Un retour qui ne laisse rien présager de bon
La FTM-CGT ne mâche donc pas ses mots pour dire tout le mal qu'elle pense de cette décision : « Nous sommes face à un désastre de gestion, conjugué à un retour de Flavio Briatore, en qualité de conseiller exécutif de l’équipe Alpine. (directeur des écuries Renault F1 Team de 2000 à 2009, l’homme d’affaires italien a été déclaré coupable de tricherie au Grand Prix de Singapour en 2008. Exclu du monde de la Formule 1, il sera par la suite blanchi par la justice française, NDLR). C'est lui d'ailleurs qui semble être à l'origine de cette décision, tel un fossoyeur… » Et de noter que Renault a clos l'année 2023 avec un résultat net à 2,2 milliards d'euros, ainsi qu'un chiffre d'affaires à 52,4 milliards d'euros, résultats qualifiés d'historiques. « Elle a donc largement les moyens de préserver son activité motorisation de Formule 1 », martèle la fédération CGT.

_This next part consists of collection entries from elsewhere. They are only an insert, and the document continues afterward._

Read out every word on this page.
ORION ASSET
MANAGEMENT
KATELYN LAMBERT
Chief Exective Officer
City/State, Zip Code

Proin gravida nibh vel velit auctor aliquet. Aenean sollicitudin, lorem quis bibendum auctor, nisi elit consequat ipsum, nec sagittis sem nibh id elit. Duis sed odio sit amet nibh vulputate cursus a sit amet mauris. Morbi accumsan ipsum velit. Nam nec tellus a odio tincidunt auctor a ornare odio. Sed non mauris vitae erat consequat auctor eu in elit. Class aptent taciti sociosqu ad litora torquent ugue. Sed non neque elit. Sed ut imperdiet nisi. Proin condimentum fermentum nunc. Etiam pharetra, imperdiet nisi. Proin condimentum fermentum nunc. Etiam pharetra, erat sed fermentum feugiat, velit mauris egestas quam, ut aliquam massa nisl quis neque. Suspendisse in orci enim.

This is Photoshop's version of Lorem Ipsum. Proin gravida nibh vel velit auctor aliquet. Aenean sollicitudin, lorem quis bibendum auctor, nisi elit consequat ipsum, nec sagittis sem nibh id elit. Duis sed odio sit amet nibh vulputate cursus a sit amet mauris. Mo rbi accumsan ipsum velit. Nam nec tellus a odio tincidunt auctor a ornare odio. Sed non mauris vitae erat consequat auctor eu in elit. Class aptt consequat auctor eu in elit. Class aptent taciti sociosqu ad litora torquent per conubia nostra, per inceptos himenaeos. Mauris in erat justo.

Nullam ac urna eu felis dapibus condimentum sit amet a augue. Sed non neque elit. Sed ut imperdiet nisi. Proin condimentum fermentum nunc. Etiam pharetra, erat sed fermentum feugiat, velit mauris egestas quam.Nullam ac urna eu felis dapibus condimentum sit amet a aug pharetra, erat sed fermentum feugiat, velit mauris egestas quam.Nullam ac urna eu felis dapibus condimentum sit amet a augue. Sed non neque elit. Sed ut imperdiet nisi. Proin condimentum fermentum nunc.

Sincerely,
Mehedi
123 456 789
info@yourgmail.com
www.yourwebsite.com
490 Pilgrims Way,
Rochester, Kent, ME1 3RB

Les pouvoirs publics interpellés
L'écurie française de F1 serait prochainement motorisée par Mercedes. Au-delà des syndicats, certains élus locaux, ont fait savoir haut et fort leur désapprobation. C'est notamment le cas de Jean-Marie Vilain, maire de Viry -Châtillon qui a interpellé le président de la République et a demandé à rencontrer Luca de Meo et Philippe Krief, directeur général d'Alpine. « J'ai rencontré les représentants des salariés. Ils sont dans la défense d'une école de l'excellence et ne comprennent absolument pas cette décision, alors que le moteur pour la saison 2026 est déjà sur le banc d'essai et que deux à trois ans de travail seraient ainsi passés par pertes et profits », a écrit l'édile à Emmanuel Macron. Contacté par la NVO, Jean-Marie Vilain indique ne pas avoir encore reçu de réponse du président, mais des retours positifs de près de 200 élus, députés, conseillers généraux. De leur côté, les salariés, même s'ils ne sont pas tous rentrés de congés, sont alertés sur la nécessité d'une mobilisation. Chez Renault, des décisions d'actions pourraient être prises au cours de ces prochains jour pour une rentrée sur les chapeaux de roues.